加载数据集并将其读入 pandas DataFrame#

pandas 是一个 Python 库，其中包含许多用于加载和处理结构化数据的有用效用函数。使用 tf.keras.utils.get_file 下载并提取包含 PetFinder.my mini 数据集的 CSV 文件，并使用 pandas.read_csv 将其加载到 DataFrame 中：

dataset_url = 'http://storage.googleapis.com/download.tensorflow.org/data/petfinder-mini.zip'
csv_file = 'datasets/petfinder-mini/petfinder-mini.csv'

tf.keras.utils.get_file('petfinder_mini.zip', dataset_url,
                        extract=True, cache_dir='.')
dataframe = pd.read_csv(csv_file)

通过检查 DataFrame 的前五行来检查数据集：

dataframe.head()

创建目标变量#

Kaggle 的 PetFinder.my 领养预测竞赛的最初任务是预测宠物被领养的速度（例如，第一周、第一个月、前三个月等）。

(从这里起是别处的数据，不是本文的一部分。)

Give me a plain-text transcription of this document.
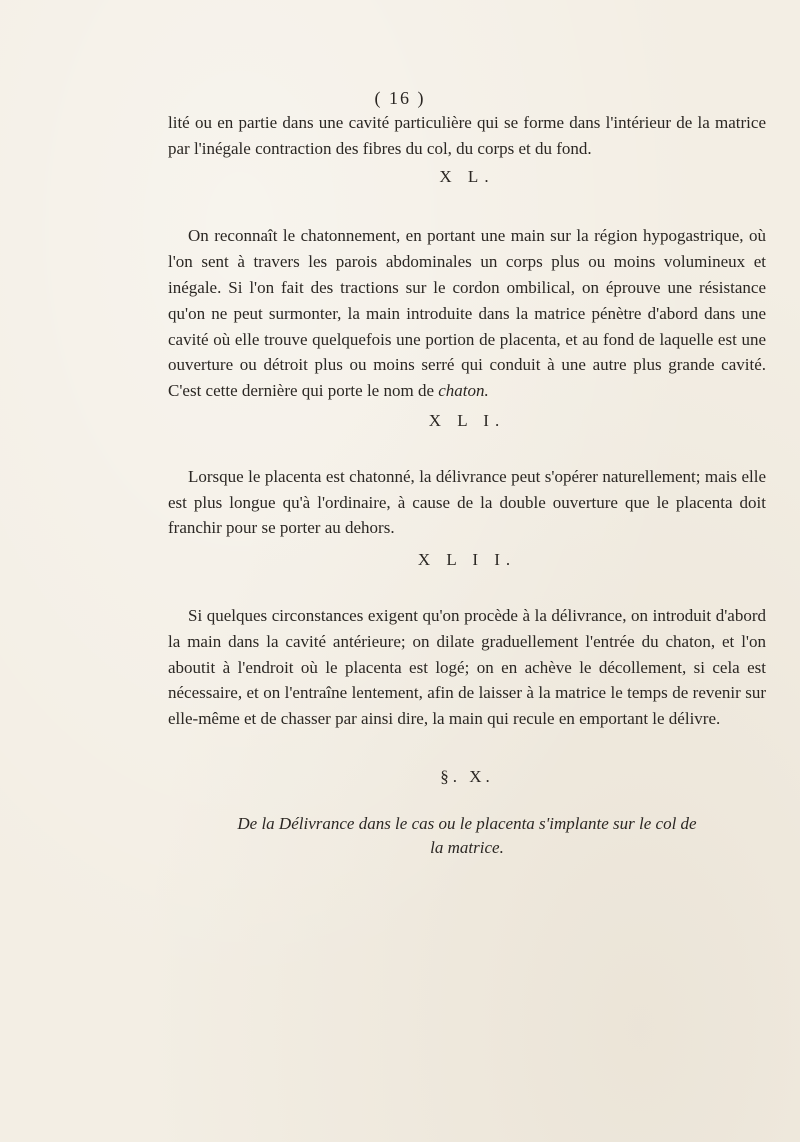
( 16 )

lité ou en partie dans une cavité particulière qui se forme dans l'intérieur de la matrice par l'inégale contraction des fibres du col, du corps et du fond.

X L.

On reconnaît le chatonnement, en portant une main sur la région hypogastrique, où l'on sent à travers les parois abdominales un corps plus ou moins volumineux et inégale. Si l'on fait des tractions sur le cordon ombilical, on éprouve une résistance qu'on ne peut surmonter, la main introduite dans la matrice pénètre d'abord dans une cavité où elle trouve quelquefois une portion de placenta, et au fond de laquelle est une ouverture ou détroit plus ou moins serré qui conduit à une autre plus grande cavité. C'est cette dernière qui porte le nom de chaton.

X L I.

Lorsque le placenta est chatonné, la délivrance peut s'opérer naturellement; mais elle est plus longue qu'à l'ordinaire, à cause de la double ouverture que le placenta doit franchir pour se porter au dehors.

X L I I.

Si quelques circonstances exigent qu'on procède à la délivrance, on introduit d'abord la main dans la cavité antérieure; on dilate graduellement l'entrée du chaton, et l'on aboutit à l'endroit où le placenta est logé; on en achève le décollement, si cela est nécessaire, et on l'entraîne lentement, afin de laisser à la matrice le temps de revenir sur elle-même et de chasser par ainsi dire, la main qui recule en emportant le délivre.

§. X.

De la Délivrance dans le cas ou le placenta s'implante sur le col de
la matrice.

在本教程中，您将通过将其转换为二元分类问题来简化任务，您只需预测宠物是否被领养。

修改 AdoptionSpeed 列后，0 表示宠物未被领养，1 表示宠物已被领养。

# In the original dataset, `'AdoptionSpeed'` of `4` indicates
# a pet was not adopted.
dataframe['target'] = np.where(dataframe['AdoptionSpeed']==4, 0, 1)

# Drop unused features.
dataframe = dataframe.drop(columns=['AdoptionSpeed', 'Description'])

将 DataFrame 拆分为训练集、验证集和测试集#

数据集位于单个 pandas DataFrame 中。使用 80:10:10 之类的比例将其分别拆分为训练集、验证集和测试集：

train, val, test = np.split(dataframe.sample(frac=1), [int(0.8*len(dataframe)), int(0.9*len(dataframe))])

print(len(train), 'training examples')
print(len(val), 'validation examples')
print(len(test), 'test examples')

使用 tf.data 创建输入流水线#

接下来，创建一个效用函数，将每个训练集、验证集和测试集 DataFrame 转换为 tf.data.Dataset，然后对数据进行打乱和批处理。

注：如果您处理的 CSV 文件非常大（大到无法放入内存），则可以使用 tf.data API 直接从磁盘读取文件。本教程中没有涉及这方面的内容。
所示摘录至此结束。